The Sponsor has agreed, subject to limited exceptions, not to transfer, assign or sell any of its Founder Shares until the earliest of: (A) one year after the completion of a Business Combination and (B) subsequent to a Business Combination, (x) if the closing price of the Class A ordinary shares equals or exceeds $12.00 per share (as adjusted for share sub-divisions, share capitalizations, reorganizations, recapitalizations and the like) for any 20 trading days within any 30-trading day period commencing at least 150 days after a Business Combination, or (y) the date on which the Company completes a liquidation, merger, share exchange or other similar transaction that results in all of the Public Shareholders having the right to exchange their Class A ordinary shares for cash, securities or other property.

 

Promissory Note — Related Party

 

On December 1, 2020, the Company issued an unsecured promissory note (the “Promissory Note”) to the Sponsor, pursuant to which the Company may borrow up to an aggregate principal amount of $300,000. The Promissory Note was non-interest bearing and payable on the earlier of September 30, 2021 and the completion of the Initial Public Offering.
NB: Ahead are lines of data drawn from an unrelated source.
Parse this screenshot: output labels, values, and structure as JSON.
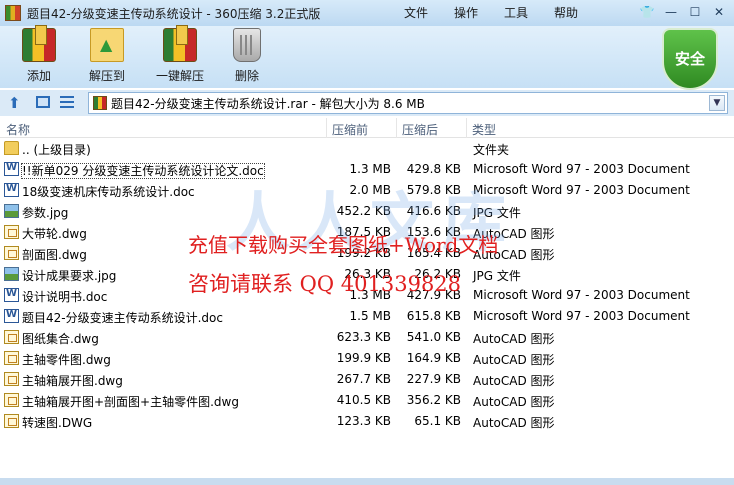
{
  "window": {
    "title": "题目42-分级变速主传动系统设计 - 360压缩 3.2正式版",
    "menu": [
      "文件",
      "操作",
      "工具",
      "帮助"
    ],
    "controls": [
      "shirt-icon",
      "minimize",
      "maximize",
      "close"
    ]
  },
  "toolbar": {
    "add_label": "添加",
    "extract_label": "解压到",
    "oneclick_label": "一键解压",
    "delete_label": "删除",
    "shield_label": "安全"
  },
  "address": {
    "path": "题目42-分级变速主传动系统设计.rar - 解包大小为 8.6 MB"
  },
  "columns": {
    "name": "名称",
    "size": "压缩前",
    "packed": "压缩后",
    "type": "类型"
  },
  "files": [
    {
      "name": ".. (上级目录)",
      "size": "",
      "packed": "",
      "type": "文件夹",
      "icon": "folder-icon"
    },
    {
      "name": "!!新单029 分级变速主传动系统设计论文.doc",
      "size": "1.3 MB",
      "packed": "429.8 KB",
      "type": "Microsoft Word 97 - 2003 Document",
      "icon": "doc-icon"
    },
    {
      "name": "18级变速机床传动系统设计.doc",
      "size": "2.0 MB",
      "packed": "579.8 KB",
      "type": "Microsoft Word 97 - 2003 Document",
      "icon": "doc-icon"
    },
    {
      "name": "参数.jpg",
      "size": "452.2 KB",
      "packed": "416.6 KB",
      "type": "JPG 文件",
      "icon": "jpg-icon"
    },
    {
      "name": "大带轮.dwg",
      "size": "187.5 KB",
      "packed": "153.6 KB",
      "type": "AutoCAD 图形",
      "icon": "dwg-icon"
    },
    {
      "name": "剖面图.dwg",
      "size": "199.2 KB",
      "packed": "165.4 KB",
      "type": "AutoCAD 图形",
      "icon": "dwg-icon"
    },
    {
      "name": "设计成果要求.jpg",
      "size": "26.3 KB",
      "packed": "26.2 KB",
      "type": "JPG 文件",
      "icon": "jpg-icon"
    },
    {
      "name": "设计说明书.doc",
      "size": "1.3 MB",
      "packed": "427.9 KB",
      "type": "Microsoft Word 97 - 2003 Document",
      "icon": "doc-icon"
    },
    {
      "name": "题目42-分级变速主传动系统设计.doc",
      "size": "1.5 MB",
      "packed": "615.8 KB",
      "type": "Microsoft Word 97 - 2003 Document",
      "icon": "doc-icon"
    },
    {
      "name": "图纸集合.dwg",
      "size": "623.3 KB",
      "packed": "541.0 KB",
      "type": "AutoCAD 图形",
      "icon": "dwg-icon"
    },
    {
      "name": "主轴零件图.dwg",
      "size": "199.9 KB",
      "packed": "164.9 KB",
      "type": "AutoCAD 图形",
      "icon": "dwg-icon"
    },
    {
      "name": "主轴箱展开图.dwg",
      "size": "267.7 KB",
      "packed": "227.9 KB",
      "type": "AutoCAD 图形",
      "icon": "dwg-icon"
    },
    {
      "name": "主轴箱展开图+剖面图+主轴零件图.dwg",
      "size": "410.5 KB",
      "packed": "356.2 KB",
      "type": "AutoCAD 图形",
      "icon": "dwg-icon"
    },
    {
      "name": "转速图.DWG",
      "size": "123.3 KB",
      "packed": "65.1 KB",
      "type": "AutoCAD 图形",
      "icon": "dwg-icon"
    }
  ],
  "watermark": {
    "bg": "人人文库",
    "line1": "充值下载购买全套图纸+Word文档",
    "line2": "咨询请联系  QQ 401339828"
  }
}
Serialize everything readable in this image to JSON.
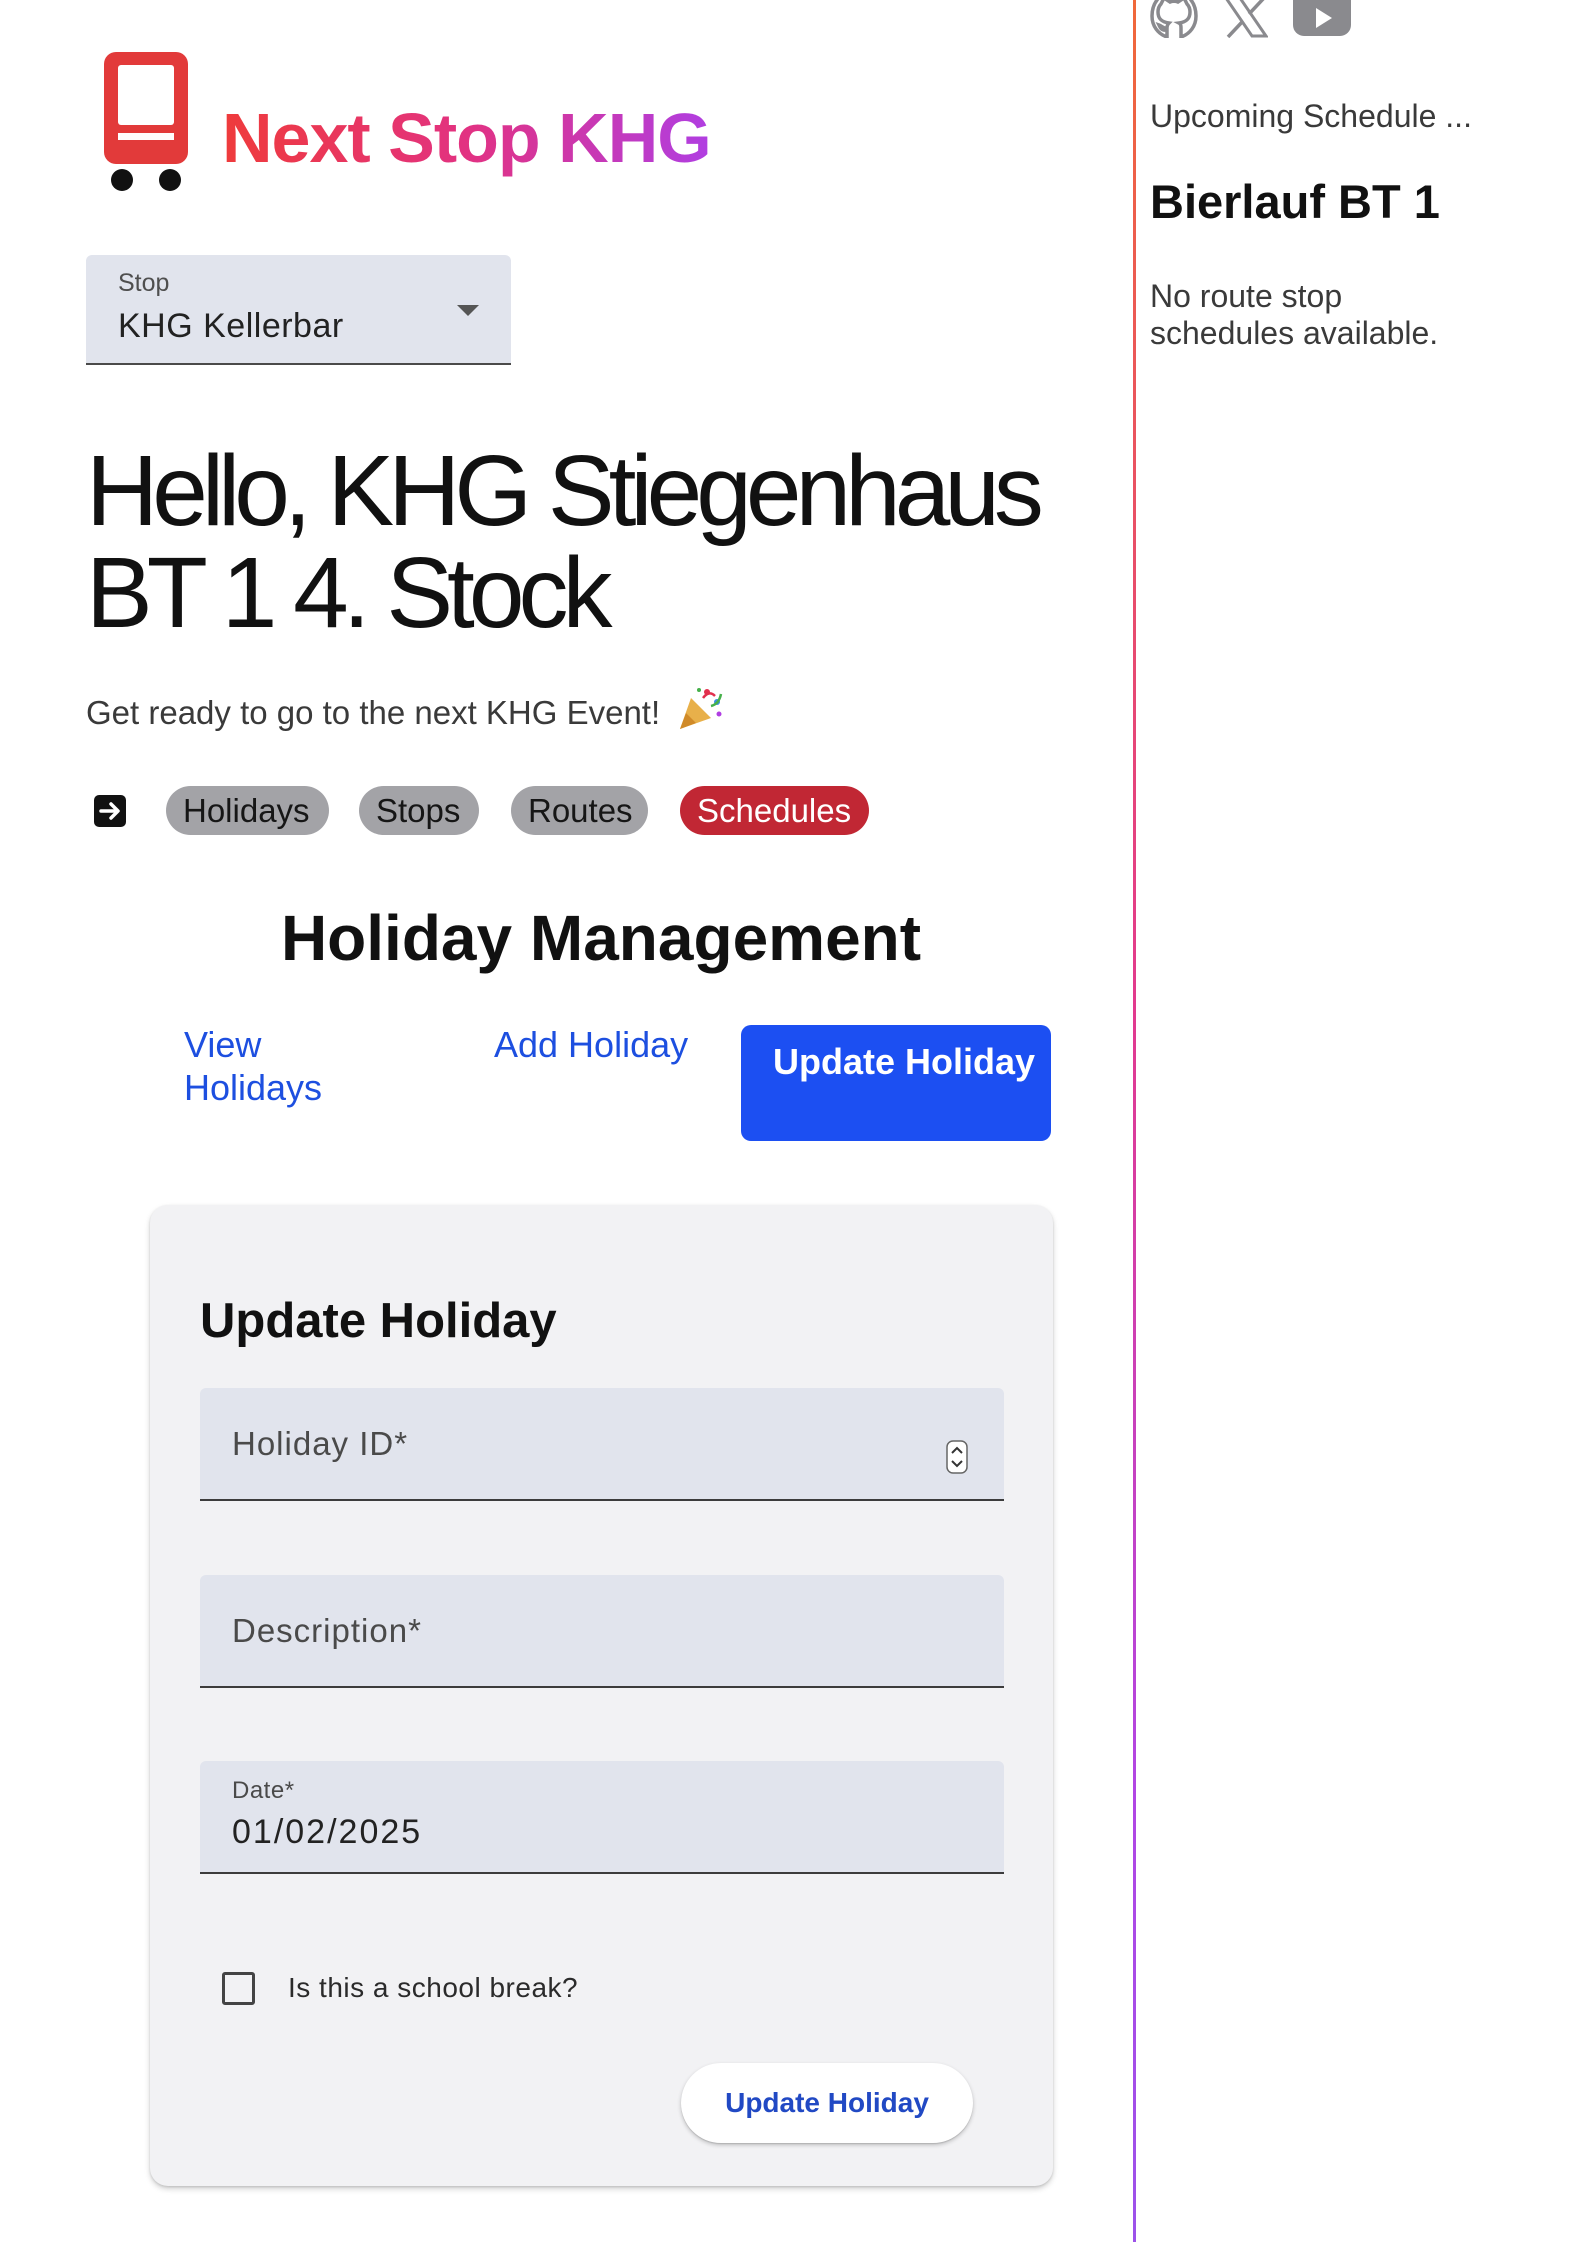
{
  "app": {
    "title": "Next Stop KHG"
  },
  "stop_select": {
    "label": "Stop",
    "value": "KHG Kellerbar"
  },
  "greeting": {
    "title": "Hello, KHG Stiegenhaus BT 1 4. Stock",
    "subtitle": "Get ready to go to the next KHG Event!"
  },
  "nav": {
    "items": [
      {
        "label": "Holidays",
        "active": false
      },
      {
        "label": "Stops",
        "active": false
      },
      {
        "label": "Routes",
        "active": false
      },
      {
        "label": "Schedules",
        "active": true
      }
    ]
  },
  "section": {
    "title": "Holiday Management"
  },
  "tabs": [
    {
      "label": "View Holidays",
      "active": false
    },
    {
      "label": "Add Holiday",
      "active": false
    },
    {
      "label": "Update Holiday",
      "active": true
    }
  ],
  "form": {
    "title": "Update Holiday",
    "holiday_id": {
      "placeholder": "Holiday ID*",
      "value": ""
    },
    "description": {
      "placeholder": "Description*",
      "value": ""
    },
    "date": {
      "label": "Date*",
      "value": "01/02/2025"
    },
    "school_break": {
      "label": "Is this a school break?",
      "checked": false
    },
    "submit_label": "Update Holiday"
  },
  "sidebar": {
    "heading": "Upcoming Schedule ...",
    "route_name": "Bierlauf BT 1",
    "empty_message": "No route stop schedules available.",
    "social_icons": [
      "github-icon",
      "x-icon",
      "youtube-icon"
    ]
  },
  "colors": {
    "brand_red": "#e23a3a",
    "brand_gradient_end": "#b03ee2",
    "active_chip": "#c12734",
    "chip_bg": "#a3a3a7",
    "primary_blue": "#1c4ff2",
    "link_blue": "#1d4fe0",
    "field_bg": "#e1e4ed",
    "card_bg": "#f2f2f4"
  }
}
As of February 16, 2021, there was $5,000 outstanding under the Promissory Note, which was subsequently repaid in full during the three months ended March 31, 2021.

 

Administrative Services Agreement

 

The Company entered into an agreement commencing on February 10, 2021, pursuant to which it agreed to pay the Sponsor up to $10,000 per month for office space, utilities and administrative and support services. Upon completion of a Business Combination or its liquidation, the Company will cease paying these monthly fees. For the three months ended September 30, 2021, and the period from February 16, 2021 through September 30, 2021 the Company incurred $30,000 and $70,000, respectively, in fees for these services. As of September 30, 2021 $10,000 is included in accounts payable and accrued expenses in the accompanying condensed consolidated balance sheets.

 

Forward Purchase Agreements

 

The Company entered into forward purchase agreements on January 26, 2021, pursuant to which the forward purchase investors agreed to purchase 5,000,000 Class A ordinary shares, at a purchase price of $10.00 per share, or up to $50,000,000 in the aggregate, in private placements that will close substantially concurrently with the closing of a Business Combination (the “Forward Purchase Shares”). Any reduction in the number of forward purchase shares will be made in the Company’s sole discretion. The Forward Purchase Shares will be identical to the Public Shares, except that the holders thereof will have certain registration rights. The forward purchase agreements and the registration rights agreement also provide that the forward purchase investors are entitled to registration rights with respect to the Forward Purchase Shares. The proceeds from the sale of the Forward Purchase Shares may be used as part of the consideration to the sellers in a Business Combination, expenses in connection with a Business Combination or for working capital in the post-business combination company. The forward purchases will be required to be made regardless of whether any Class A ordinary shares are redeemed by the Public Shareholders and are intended to provide the Company with a minimum funding level for a Business Combination. No forward purchase investor will have the ability to approve the Business Combination prior to the signing of a material definitive agreement. The Forward Purchase Shares will be issued only in connection with the closing of a Business Combination. As of September 30, 2021 as a result of the merger agreement with Innovid the forward purchase agreement is no longer applicable which is described in Note 7.

 

Related Party Loans

 

In order to finance transaction costs in connection with a Business Combination, the Sponsor or an affiliate of the Sponsor, or certain of the Company’s officers and directors may, but are not obligated to, loan the Company funds as may be required (“Working Capital Loans”). Such Working Capital Loans would be evidenced by promissory notes. The notes may be repaid upon completion of a Business Combination, without interest, or, at the lender’s discretion, up to $1,500,000 of notes may be converted upon completion of a Business Combination into warrants at a price of $1.00 per warrant. Such warrants would be identical to the Private Placement Warrants. In the event that a Business Combination does not close, the Company may use a portion of proceeds held outside the Trust Account to repay the Working Capital Loans but no proceeds held in the Trust Account would be used to repay the Working Capital Loans. As of September 30, 2021, there were no Working Capital Loans.